More and more disquieting too are Marshal Daniels’s nightmares, vivid and horrible interludes that bookend his migraine headaches. He is back at Dachau, where the frozen corpses are piled up like human snow banks, covered with ice, but still clearly visible in their death throes. Then the nightmares begin to meld with the crimes committed by the missing patient, a mother who has drowned her three children. And we begin to wonder if the “aspirin” Dr. Cawley has given Marshall Daniel for his headache is indeed a benign white pill or something more sinister.

All this is set against a world in 1954, not quite the sanitized conformity we are induced to remember from nostalgic television reruns. The war is a wound not yet healed, at least not psychologically for Teddy Daniels, and psychiatry is at a crossroad. The lobotomy, a procedure wherein the frontal cortex of the brain is surgically severed, is still a mainstream procedure. (Twenty thousand such operations had been performed by 1951 before antipsychotic drugs begin to replace that barbaric treatment.) Dr. Cawley speaks of psychotherapy, the professional art of listening, as his preferred method of treatment. But are we prepared to believe him?

What is dawning on the world at that time, as it does on us the audience, is the surreal world of the mind, its cunning, its delusions, its frantic effort to cordon off pain and create an alternate reality. Shutter Island offers up a terrifying sampling of all of the above. It is up to up to separate truth from delusion.

—Kathy Borich

Film-Loving Foodie

We have no idea what the food is like on Shutter Island. Marshall Teddy Daniels is too busy pursuing missing patients, dodging rain driven gales, falling trees, and large black rats to sit down for too many meals there. And in between the seasickness and his migraine headache, we doubt he’d be too interested in eating anyway.

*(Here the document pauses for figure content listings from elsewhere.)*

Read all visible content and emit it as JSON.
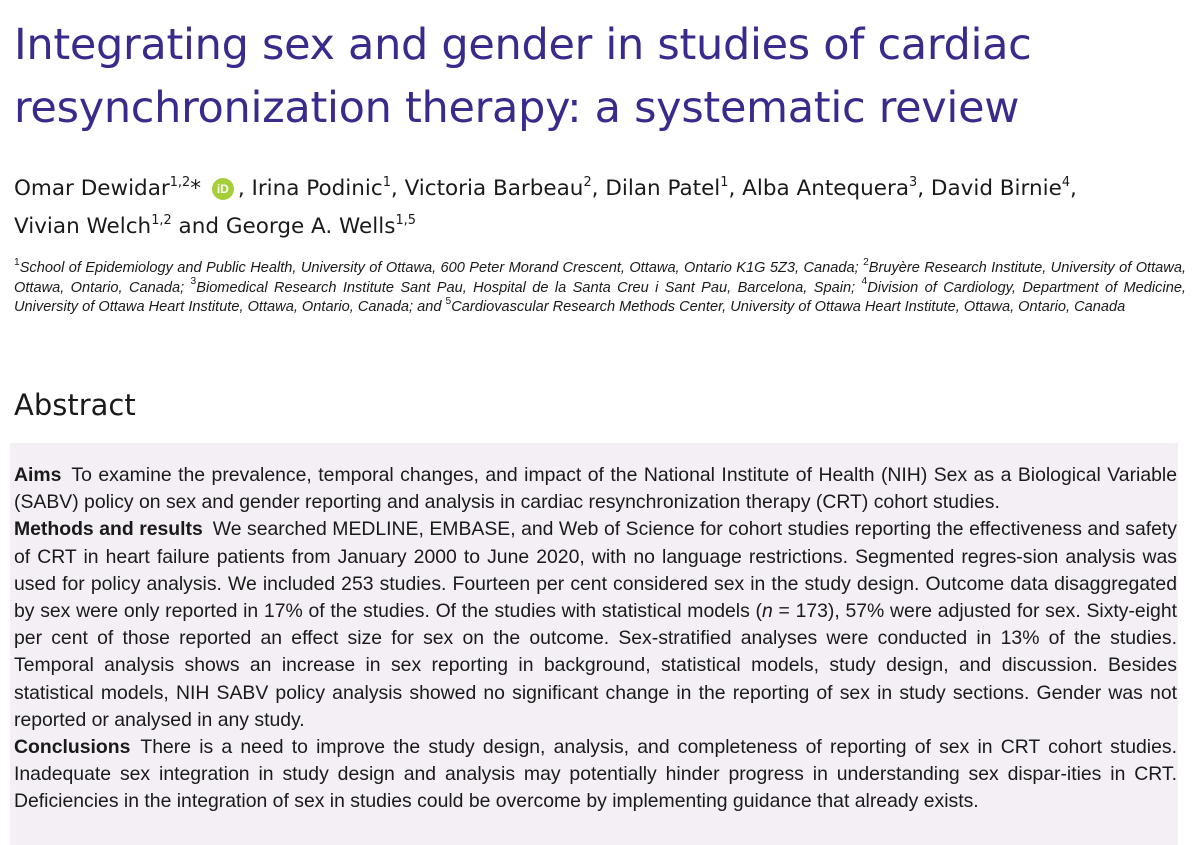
{
  "title": {
    "line1": "Integrating sex and gender in studies of cardiac",
    "line2": "resynchronization therapy: a systematic review"
  },
  "authors": [
    {
      "name": "Omar Dewidar",
      "aff": "1,2",
      "mark": "*",
      "orcid": "iD"
    },
    {
      "name": "Irina Podinic",
      "aff": "1"
    },
    {
      "name": "Victoria Barbeau",
      "aff": "2"
    },
    {
      "name": "Dilan Patel",
      "aff": "1"
    },
    {
      "name": "Alba Antequera",
      "aff": "3"
    },
    {
      "name": "David Birnie",
      "aff": "4"
    },
    {
      "name": "Vivian Welch",
      "aff": "1,2"
    },
    {
      "name": "George A. Wells",
      "aff": "1,5"
    }
  ],
  "authors_sep": ", ",
  "authors_and": " and ",
  "affiliations": [
    {
      "num": "1",
      "text": "School of Epidemiology and Public Health, University of Ottawa, 600 Peter Morand Crescent, Ottawa, Ontario K1G 5Z3, Canada; "
    },
    {
      "num": "2",
      "text": "Bruyère Research Institute, University of Ottawa, Ottawa, Ontario, Canada; "
    },
    {
      "num": "3",
      "text": "Biomedical Research Institute Sant Pau, Hospital de la Santa Creu i Sant Pau, Barcelona, Spain; "
    },
    {
      "num": "4",
      "text": "Division of Cardiology, Department of Medicine, University of Ottawa Heart Institute, Ottawa, Ontario, Canada; and "
    },
    {
      "num": "5",
      "text": "Cardiovascular Research Methods Center, University of Ottawa Heart Institute, Ottawa, Ontario, Canada"
    }
  ],
  "abstract": {
    "heading": "Abstract",
    "aims_label": "Aims",
    "aims_text": "To examine the prevalence, temporal changes, and impact of the National Institute of Health (NIH) Sex as a Biological Variable (SABV) policy on sex and gender reporting and analysis in cardiac resynchronization therapy (CRT) cohort studies.",
    "methods_label": "Methods and results",
    "methods_text_1": "We searched MEDLINE, EMBASE, and Web of Science for cohort studies reporting the effectiveness and safety of CRT in heart failure patients from January 2000 to June 2020, with no language restrictions. Segmented regres-sion analysis was used for policy analysis. We included 253 studies. Fourteen per cent considered sex in the study design. Outcome data disaggregated by sex were only reported in 17% of the studies. Of the studies with statistical models (",
    "methods_n": "n",
    "methods_text_2": " = 173), 57% were adjusted for sex. Sixty-eight per cent of those reported an effect size for sex on the outcome. Sex-stratified analyses were conducted in 13% of the studies. Temporal analysis shows an increase in sex reporting in background, statistical models, study design, and discussion. Besides statistical models, NIH SABV policy analysis showed no significant change in the reporting of sex in study sections. Gender was not reported or analysed in any study.",
    "conclusions_label": "Conclusions",
    "conclusions_text": "There is a need to improve the study design, analysis, and completeness of reporting of sex in CRT cohort studies. Inadequate sex integration in study design and analysis may potentially hinder progress in understanding sex dispar-ities in CRT. Deficiencies in the integration of sex in studies could be overcome by implementing guidance that already exists."
  },
  "colors": {
    "title": "#3b2a8c",
    "abstract_bg": "#f3eff5",
    "orcid": "#a6ce39"
  }
}
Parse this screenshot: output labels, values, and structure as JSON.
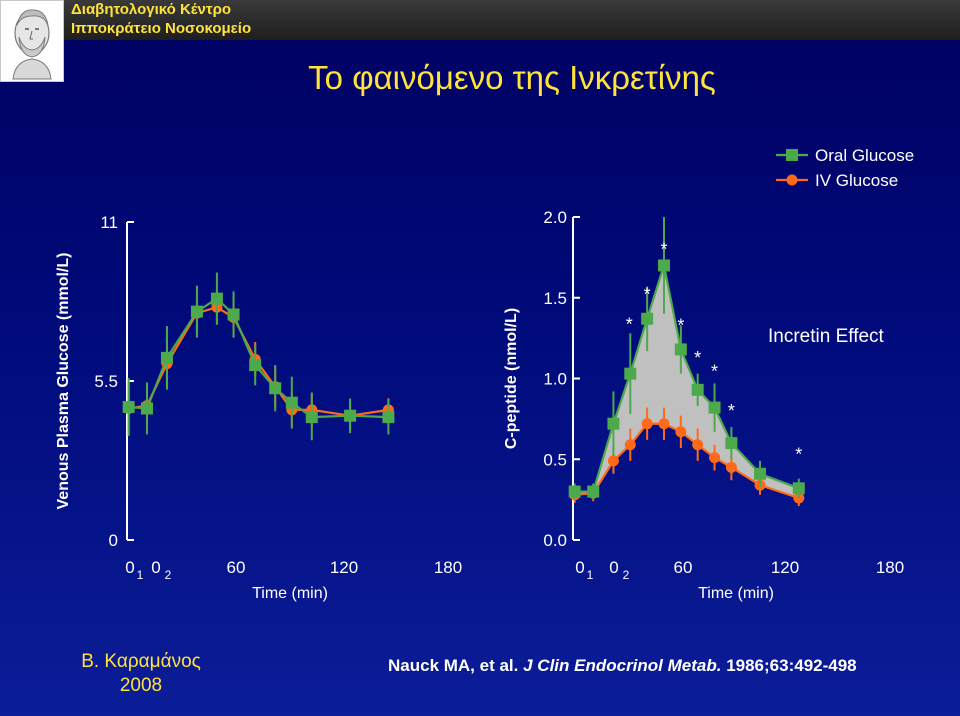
{
  "header": {
    "hospital_line1": "Διαβητολογικό Κέντρο",
    "hospital_line2": "Ιπποκράτειο Νοσοκομείο",
    "logo_icon": "hippocrates-bust-icon",
    "title": "Το φαινόμενο της Ινκρετίνης"
  },
  "colors": {
    "oral": "#4caa4c",
    "iv": "#ff6a1a",
    "axis": "#ffffff",
    "fill": "#c0c0c0",
    "title": "#ffe23a"
  },
  "legend": {
    "placement": "top-right",
    "oral_label": "Oral Glucose",
    "iv_label": "IV Glucose"
  },
  "chart_data": [
    {
      "type": "line",
      "ylabel": "Venous Plasma Glucose (mmol/L)",
      "xlabel": "Time (min)",
      "y_ticks": [
        "0",
        "5.5",
        "11"
      ],
      "y_tick_values": [
        0,
        5.5,
        11
      ],
      "ylim": [
        0,
        11
      ],
      "x_tick_labels": [
        "0",
        "1",
        "0",
        "2",
        "60",
        "120",
        "180"
      ],
      "xlim": [
        -14,
        186
      ],
      "series": [
        {
          "name": "Oral Glucose",
          "marker": "square",
          "x": [
            -13,
            -2,
            10,
            28,
            40,
            50,
            63,
            75,
            85,
            97,
            120,
            143
          ],
          "y": [
            4.6,
            4.55,
            6.3,
            7.9,
            8.35,
            7.8,
            6.05,
            5.25,
            4.75,
            4.25,
            4.3,
            4.25
          ],
          "err": [
            1.0,
            0.9,
            1.1,
            0.9,
            0.9,
            0.8,
            0.7,
            0.8,
            0.9,
            0.8,
            0.6,
            0.6
          ]
        },
        {
          "name": "IV Glucose",
          "marker": "circle",
          "x": [
            -13,
            -2,
            10,
            28,
            40,
            50,
            63,
            75,
            85,
            97,
            120,
            143
          ],
          "y": [
            4.55,
            4.65,
            6.1,
            7.85,
            8.05,
            7.7,
            6.25,
            5.3,
            4.5,
            4.5,
            4.3,
            4.5
          ],
          "err": [
            0.9,
            0.7,
            0.8,
            0.5,
            0.6,
            0.7,
            0.6,
            0.7,
            0.6,
            0.6,
            0.5,
            0.4
          ]
        }
      ]
    },
    {
      "type": "line",
      "ylabel": "C-peptide (nmol/L)",
      "xlabel": "Time (min)",
      "y_ticks": [
        "0.0",
        "0.5",
        "1.0",
        "1.5",
        "2.0"
      ],
      "y_tick_values": [
        0,
        0.5,
        1.0,
        1.5,
        2.0
      ],
      "ylim": [
        0,
        2.0
      ],
      "x_tick_labels": [
        "0",
        "1",
        "0",
        "2",
        "60",
        "120",
        "180"
      ],
      "xlim": [
        -14,
        186
      ],
      "annotation": "Incretin Effect",
      "significance_marks": [
        "*",
        "*",
        "*",
        "*",
        "*",
        "*",
        "*",
        "*"
      ],
      "series": [
        {
          "name": "Oral Glucose",
          "marker": "square",
          "x": [
            -13,
            -2,
            10,
            20,
            30,
            40,
            50,
            60,
            70,
            80,
            97,
            120
          ],
          "y": [
            0.3,
            0.3,
            0.72,
            1.03,
            1.37,
            1.7,
            1.18,
            0.93,
            0.82,
            0.6,
            0.41,
            0.32
          ],
          "err": [
            0.05,
            0.05,
            0.2,
            0.25,
            0.2,
            0.3,
            0.15,
            0.1,
            0.15,
            0.1,
            0.08,
            0.06
          ]
        },
        {
          "name": "IV Glucose",
          "marker": "circle",
          "x": [
            -13,
            -2,
            10,
            20,
            30,
            40,
            50,
            60,
            70,
            80,
            97,
            120
          ],
          "y": [
            0.28,
            0.29,
            0.49,
            0.59,
            0.72,
            0.72,
            0.67,
            0.59,
            0.51,
            0.45,
            0.34,
            0.26
          ],
          "err": [
            0.05,
            0.05,
            0.08,
            0.1,
            0.1,
            0.1,
            0.1,
            0.1,
            0.08,
            0.08,
            0.06,
            0.05
          ]
        }
      ]
    }
  ],
  "footer": {
    "author": "Β. Καραμάνος",
    "year": "2008",
    "ref_authors": "Nauck MA, et al. ",
    "ref_journal": "J Clin Endocrinol Metab.",
    "ref_details": " 1986;63:492-498"
  }
}
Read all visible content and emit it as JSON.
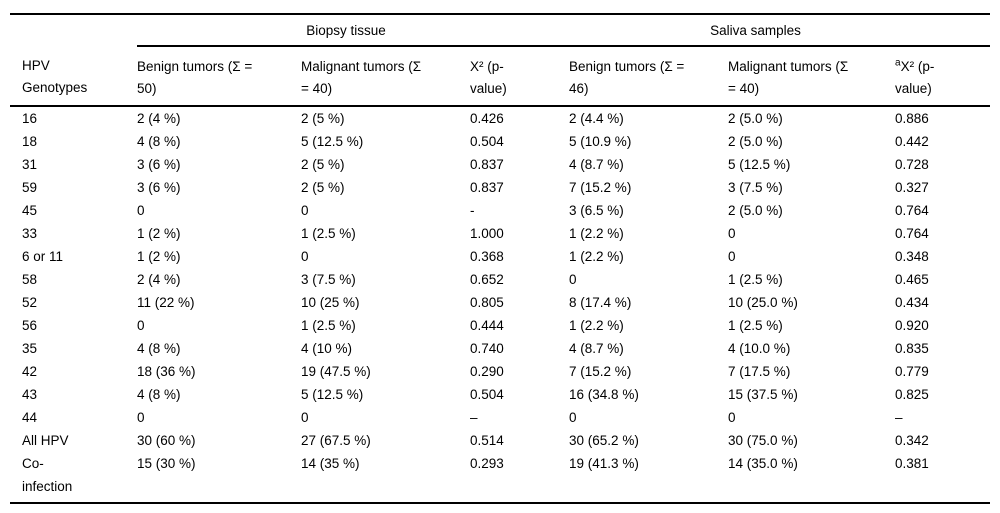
{
  "colors": {
    "text": "#000000",
    "background": "#ffffff",
    "rule": "#000000"
  },
  "table": {
    "group_headers": [
      {
        "label": "",
        "span": 1
      },
      {
        "label": "Biopsy tissue",
        "span": 3
      },
      {
        "label": "Saliva samples",
        "span": 3
      }
    ],
    "columns": [
      {
        "sup": "",
        "line1": "HPV",
        "line2": "Genotypes"
      },
      {
        "sup": "",
        "line1": "Benign tumors (Σ =",
        "line2": "50)"
      },
      {
        "sup": "",
        "line1": "Malignant tumors (Σ",
        "line2": "= 40)"
      },
      {
        "sup": "",
        "line1": "X² (p-",
        "line2": "value)"
      },
      {
        "sup": "",
        "line1": "Benign tumors (Σ =",
        "line2": "46)"
      },
      {
        "sup": "",
        "line1": "Malignant tumors (Σ",
        "line2": "= 40)"
      },
      {
        "sup": "a",
        "line1": "X² (p-",
        "line2": "value)"
      }
    ],
    "rows": [
      [
        "16",
        "2 (4 %)",
        "2 (5 %)",
        "0.426",
        "2 (4.4 %)",
        "2 (5.0 %)",
        "0.886"
      ],
      [
        "18",
        "4 (8 %)",
        "5 (12.5 %)",
        "0.504",
        "5 (10.9 %)",
        "2 (5.0 %)",
        "0.442"
      ],
      [
        "31",
        "3 (6 %)",
        "2 (5 %)",
        "0.837",
        "4 (8.7 %)",
        "5 (12.5 %)",
        "0.728"
      ],
      [
        "59",
        "3 (6 %)",
        "2 (5 %)",
        "0.837",
        "7 (15.2 %)",
        "3 (7.5 %)",
        "0.327"
      ],
      [
        "45",
        "0",
        "0",
        "-",
        "3 (6.5 %)",
        "2 (5.0 %)",
        "0.764"
      ],
      [
        "33",
        "1 (2 %)",
        "1 (2.5 %)",
        "1.000",
        "1 (2.2 %)",
        "0",
        "0.764"
      ],
      [
        "6 or 11",
        "1 (2 %)",
        "0",
        "0.368",
        "1 (2.2 %)",
        "0",
        "0.348"
      ],
      [
        "58",
        "2 (4 %)",
        "3 (7.5 %)",
        "0.652",
        "0",
        "1 (2.5 %)",
        "0.465"
      ],
      [
        "52",
        "11 (22 %)",
        "10 (25 %)",
        "0.805",
        "8 (17.4 %)",
        "10 (25.0 %)",
        "0.434"
      ],
      [
        "56",
        "0",
        "1 (2.5 %)",
        "0.444",
        "1 (2.2 %)",
        "1 (2.5 %)",
        "0.920"
      ],
      [
        "35",
        "4 (8 %)",
        "4 (10 %)",
        "0.740",
        "4 (8.7 %)",
        "4 (10.0 %)",
        "0.835"
      ],
      [
        "42",
        "18 (36 %)",
        "19 (47.5 %)",
        "0.290",
        "7 (15.2 %)",
        "7 (17.5 %)",
        "0.779"
      ],
      [
        "43",
        "4 (8 %)",
        "5 (12.5 %)",
        "0.504",
        "16 (34.8 %)",
        "15 (37.5 %)",
        "0.825"
      ],
      [
        "44",
        "0",
        "0",
        "–",
        "0",
        "0",
        "–"
      ],
      [
        "All HPV",
        "30 (60 %)",
        "27 (67.5 %)",
        "0.514",
        "30 (65.2 %)",
        "30 (75.0 %)",
        "0.342"
      ],
      [
        "Co-\ninfection",
        "15 (30 %)",
        "14 (35 %)",
        "0.293",
        "19 (41.3 %)",
        "14 (35.0 %)",
        "0.381"
      ]
    ]
  }
}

But real life prisoners have to eat, and a few of them have managed a detour around the notorious institutional fare. One of them is John Mandala, “The Jailhouse Gourmet,” now under medium security at New York’s Sing Sing Prison. He shares a single stove with 75 other men who are Jamaican, Puerto Rican, Dominican, Asian, African-American, Italian, and Caucasian. Small groups share “the cost, preparation and enjoyment of a great meal.”

I have taken the liberty of changing his Kisses and Peanut Butter Sundae to Prison Peanut Butter Sundae, but it is just as sweet, chocolaty, and delicious.

Enjoy it and your freedom as well.

Prison Peanut Butter Sundae

  • 16 Hershey's Kisses Milk Chocolates

  • 1/4 cup water

  • 1/2 cup Reese's Creamy Peanut Butter

  • 1/4 cup light corn syrup

  • 1/4 tsp vanilla extract

  • 8 scoops vanilla ice cream Whipped cream

  • Additional Hershey's Kisses(r) Milk Chocolates


  1. Remove wrappers from chocolate pieces;

  2. Chop chocolate pieces into quarters.

  3. In small bowl, using whisk, gradually stir water into peanut butter until smooth.

  4. Add corn syrup and vanilla; stir until smooth.

  5. Spoon peanut butter sauce and chocolate pieces over individual servings of ice cream.

  6. Garnish with whipped cream and additional chocolate pieces.